With the chassis/hull now complete it was time to move on to the turret. This was very straight forward to build and caused no problems at all, except in one area, the sight that sits on the barrel. Having made the mistake earlier with the PE screens I decided to make the LionRoar PE sight up first and I am glad I did. When I tried to fit the completed PE sight to the barrel there was no way it would sit correctly. When I did get it to sit correctly it did not fit, so that was consigned to the rubbish bin and I used the kit part instead.  I did replace the Commander’s sight with the LionRoar PE part and the fit of this part was perfect. However you do need to add the top of this sight from the kit parts seems a bit strange to me that you have the sides and front in the LionRoar PE set but not the top. It is strange how some of the parts from the LionRoar set fit perfectly and some are undersized or the wrong shape. It makes me wonder if the PE set was designed for two different tanks. The rest of the turret was very easy to finish off with there being no problems at all. I made the stand for the extra aerials from some plastic rod and plastic card. I did not have any measurements for this and so just went by the “Mark-One Eyeball”. It is not accurate, just a representation of the real thing.
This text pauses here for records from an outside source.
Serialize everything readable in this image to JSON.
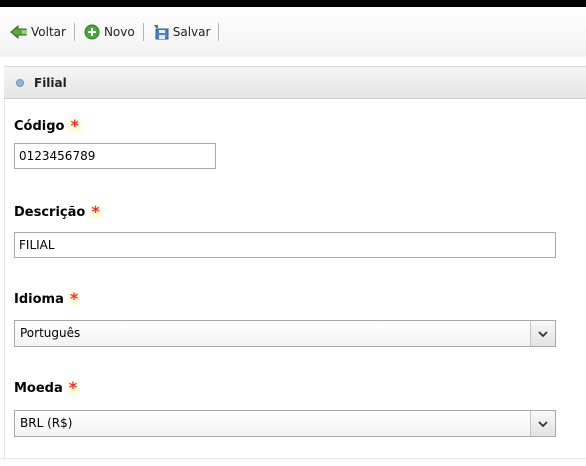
{
  "toolbar": {
    "back_label": "Voltar",
    "new_label": "Novo",
    "save_label": "Salvar"
  },
  "panel": {
    "title": "Filial"
  },
  "form": {
    "required_marker": "*",
    "codigo": {
      "label": "Código",
      "value": "0123456789"
    },
    "descricao": {
      "label": "Descrição",
      "value": "FILIAL"
    },
    "idioma": {
      "label": "Idioma",
      "value": "Português"
    },
    "moeda": {
      "label": "Moeda",
      "value": "BRL (R$)"
    }
  },
  "colors": {
    "required": "#ff2a2a",
    "required_bg": "#ffffdd",
    "header_bullet": "#8cb6d8"
  },
  "icons": {
    "back": "back-arrow-icon",
    "new": "add-circle-icon",
    "save": "save-disk-icon",
    "dropdown": "chevron-down-icon",
    "header_bullet": "bullet-icon"
  }
}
The barrel is supplied in four quarters and apart from a very small seam line went together without any problems. With some careful painting it should be possible to high light the tie down straps on the barrel, thus eliminating the need to replace these with PE straps. If you want you can carefully scrap around these straps to give them an undercut, something that is just not possible with injection moulding techniques, well not yet anyway.
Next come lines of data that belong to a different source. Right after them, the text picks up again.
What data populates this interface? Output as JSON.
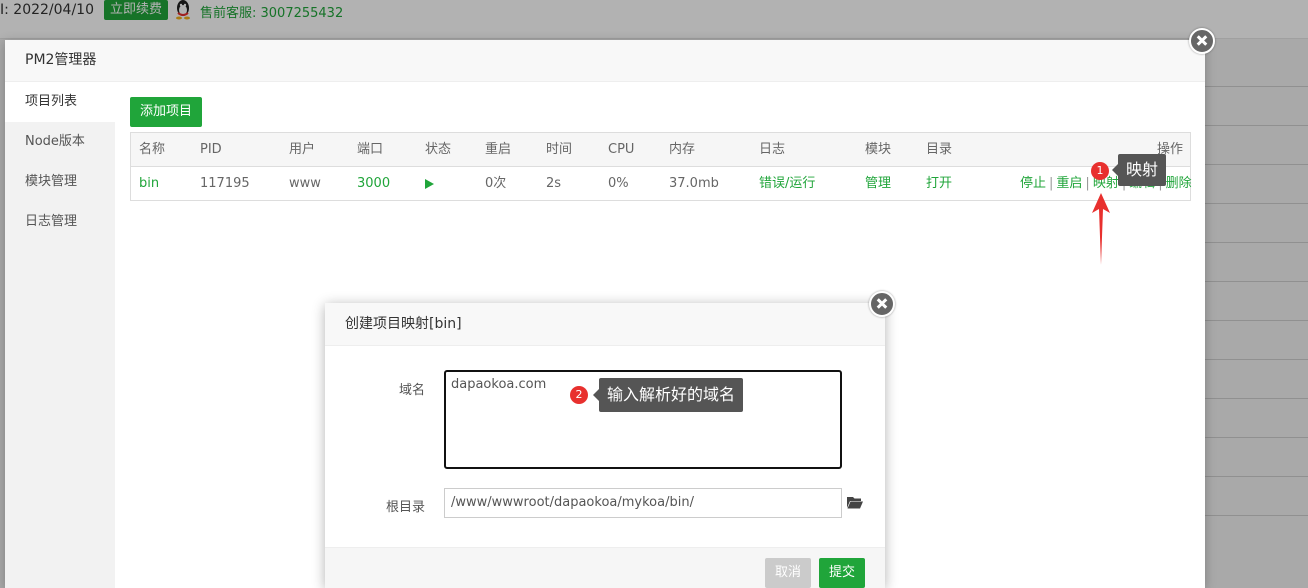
{
  "background": {
    "expire_label": "I: 2022/04/10",
    "renew_button": "立即续费",
    "support": "售前客服: 3007255432"
  },
  "pm2": {
    "title": "PM2管理器",
    "sidebar": [
      {
        "label": "项目列表"
      },
      {
        "label": "Node版本"
      },
      {
        "label": "模块管理"
      },
      {
        "label": "日志管理"
      }
    ],
    "add_button": "添加项目",
    "columns": [
      "名称",
      "PID",
      "用户",
      "端口",
      "状态",
      "重启",
      "时间",
      "CPU",
      "内存",
      "日志",
      "模块",
      "目录",
      "操作"
    ],
    "row": {
      "name": "bin",
      "pid": "117195",
      "user": "www",
      "port": "3000",
      "status": "running",
      "restarts": "0次",
      "time": "2s",
      "cpu": "0%",
      "memory": "37.0mb",
      "log": "错误/运行",
      "module": "管理",
      "dir": "打开",
      "actions": [
        "停止",
        "重启",
        "映射",
        "编辑",
        "删除"
      ]
    }
  },
  "annotations": {
    "step1_number": "1",
    "step1_text": "映射",
    "step2_number": "2",
    "step2_text": "输入解析好的域名"
  },
  "dialog": {
    "title": "创建项目映射[bin]",
    "domain_label": "域名",
    "domain_value": "dapaokoa.com",
    "root_label": "根目录",
    "root_value": "/www/wwwroot/dapaokoa/mykoa/bin/",
    "cancel": "取消",
    "submit": "提交"
  },
  "colors": {
    "accent": "#20a53a",
    "badge": "#e8302e",
    "tooltip": "#555555"
  }
}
Basically that was the turret finished no dramas here and almost as easy to build as it is to write about it. I think the anti-slip on the turret looks better than on the hull, but for moulded on anti-slip I think Trumpeter have done a very good job with it. So all that is left to do now is wash the kit in preparation for the painting, more of that next time!



Post Script


During the time i was working on the turret the Le Mans 24 Hour race took place. This year’s event was one of the most exciting for many years and thankfully was not spoil by the serious accidents to McNish and Rockefeller. How both drivers managed to escape unscathered from such monumental accidents is truly a testament to the safety cells incorporated in this year’s Audi’s. One of the best moments of the year so far, for me, was the sight of Alan McNish climbing out of his wrecked Audi and walking away under his own steam. A truly horrendous accident and one that could have resulted in a tragedy similar to the Mercedes accident in the 1950’s, someone was really looking out for the driver and spectators at this year’s event.